The Turnaround Kid

The Turnaround Kid by Steve Miller isn’t the kind of book I typically read, but I loved it.

Normally, you’ll find me with my nose buried in a novel: James Lee Burke, Alan Furst, Cormac McCarthy. Occasionally, I’ll detour into nonfiction, usually recent American history or religion.

I suppose The Turnaround Kid fits into the category of recent American history. But it’s also part business book and a tiny bit memoir.
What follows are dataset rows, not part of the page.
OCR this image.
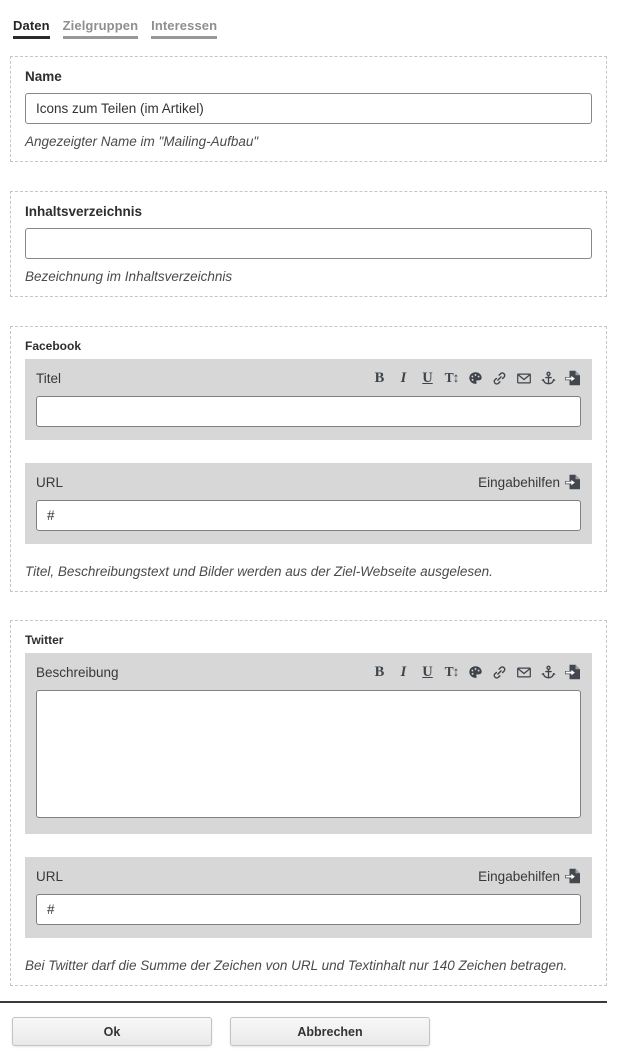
Daten Zielgruppen Interessen
Name
Icons zum Teilen (im Artikel)
Angezeigter Name im "Mailing-Aufbau"
Inhaltsverzeichnis
Bezeichnung im Inhaltsverzeichnis
Facebook
Titel	B	I	U T↕
URL	Eingabehilfen
#
Titel, Beschreibungstext und Bilder werden aus der Ziel-Webseite ausgelesen.
Twitter
Beschreibung	B	I	U T↕
URL	Eingabehilfen
#
Bei Twitter darf die Summe der Zeichen von URL und Textinhalt nur 140 Zeichen betragen.
Ok	Abbrechen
For all that, it reads like a novel.

It’s the story of Steve Miller (full disclosure here: Steve was a grade school and high school classmate of mine), a sort of corporate Ghostbuster, racing from one financially haunted corporation to another, attempting to save them from total disintegration. (Feel free to sing along with Ray Parker, Jr., as you read this.)

Miller, early in his career as assistant controller of Chrysler, was a key figure in the automotive giant’s 1980 financial bailout. Later, as CFO, he was touted as a prime candidate to succeed Lee Iacocca as the corporation’s CEO. But Miller probably was too outspoken for his own good and didn’t get the job.
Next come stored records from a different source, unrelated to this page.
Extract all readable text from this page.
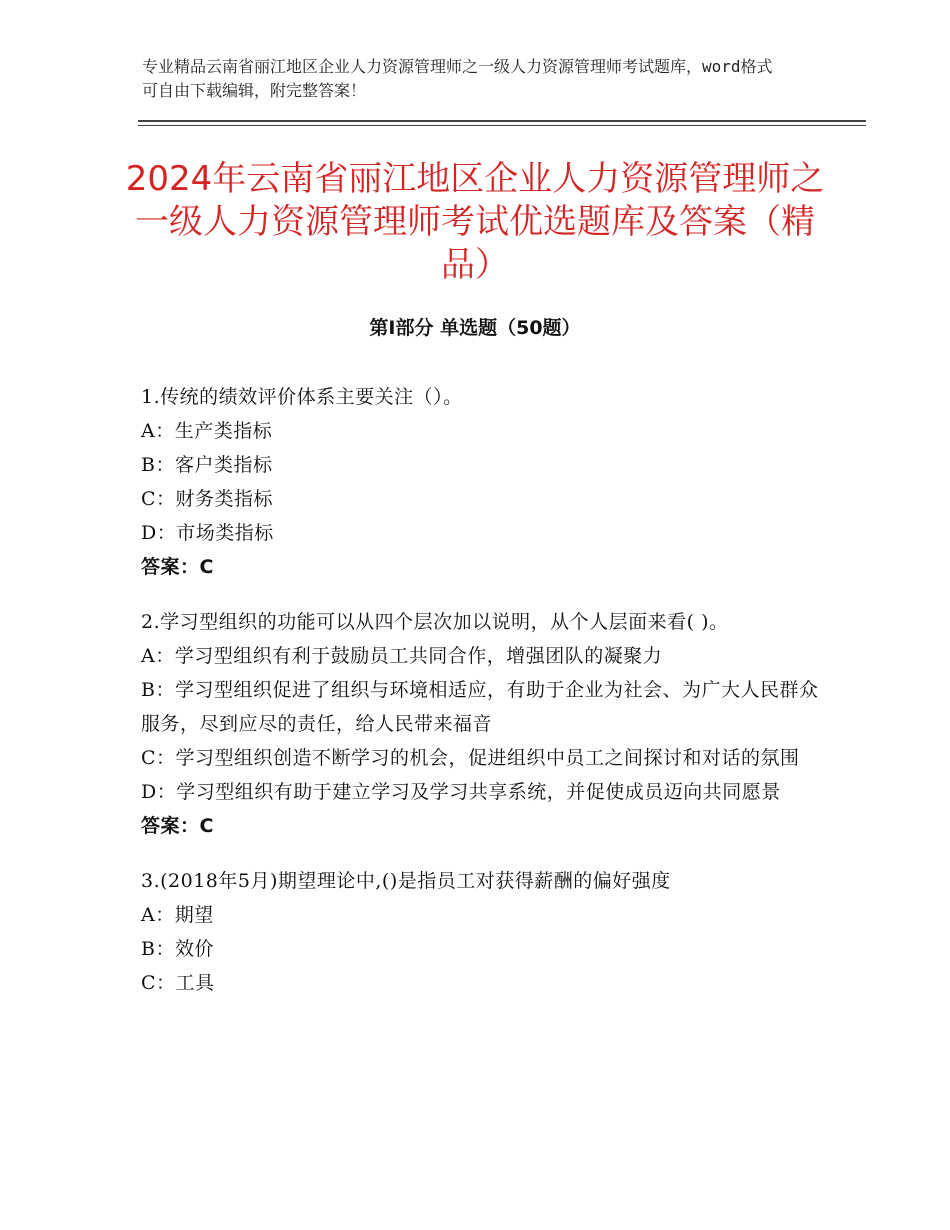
专业精品云南省丽江地区企业人力资源管理师之一级人力资源管理师考试题库，word格式可自由下载编辑，附完整答案！
2024年云南省丽江地区企业人力资源管理师之一级人力资源管理师考试优选题库及答案（精品）
第Ⅰ部分 单选题（50题）

1.传统的绩效评价体系主要关注（）。

A：生产类指标

B：客户类指标

C：财务类指标

D：市场类指标

答案：C

2.学习型组织的功能可以从四个层次加以说明，从个人层面来看( )。

A：学习型组织有利于鼓励员工共同合作，增强团队的凝聚力

B：学习型组织促进了组织与环境相适应，有助于企业为社会、为广大人民群众服务，尽到应尽的责任，给人民带来福音

C：学习型组织创造不断学习的机会，促进组织中员工之间探讨和对话的氛围

D：学习型组织有助于建立学习及学习共享系统，并促使成员迈向共同愿景

答案：C

3.(2018年5月)期望理论中,()是指员工对获得薪酬的偏好强度

A：期望

B：效价

C：工具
He left Chrysler and found his true calling: rescuing multi-billion companies from their monetary morasses. He loved the action; he reveled in the challenges. He also discovered that overseeing the day-to-day business of big corporations bored him.

So it was that he built a storied career as an itinerate CEO of companies in distress. In the process, he acquired a broad background in American business, dealing with everything from health care to big steel to waste management. Along the way he rubbed elbows with high fliers the rest of us only read about: Paul Volker, Carl Ichan, and Senator John Kerry, just to name a few.

Miller wasn’t a slash-and-burn “rescuer,” however. He didn’t go in and just dismantle companies and allow the vultures to pick the meat from their bones. He carried out surgical strikes, trying to salvage as much of a corporation as possible, sensitive to the fact that the lives of people and communities were at stake.

Miller was one of the CEO good guys. He once took an annual salary of $1 at Delphi, knowing it wouldn’t look good to do otherwise when he was asking hourly wage earners to sacrifice. My old friend Steve would never have fit in at AIG.

The Turnaround Kid is a fascinating read. If nothing else, you’ll understand why America’s automotive industry is in so much trouble.

But I warn you, the first 15 pages or so of the book are gut wrenching. Miller recounts the death of his first wife, Maggie. Maggie was his alter ego and soulmate of almost 40 years before brain cancer claimed her. Miller himself later battled prostate cancer.

Thus it is that his book presents the human side of big business.

Photo: The Turnaround Kid by Steve Miller
Not the kind of book I typically read, but I loved it.

1 Comments

  1. Barbara Miller Beale on April 27, 2011 at 4:41 pm

    I concur. The Turnaround Kid is a great read for the personal history and for the lessons available to apply to your own business life.

    I did weep through the first chapter, but that may be because Maggie was my sister-in-law.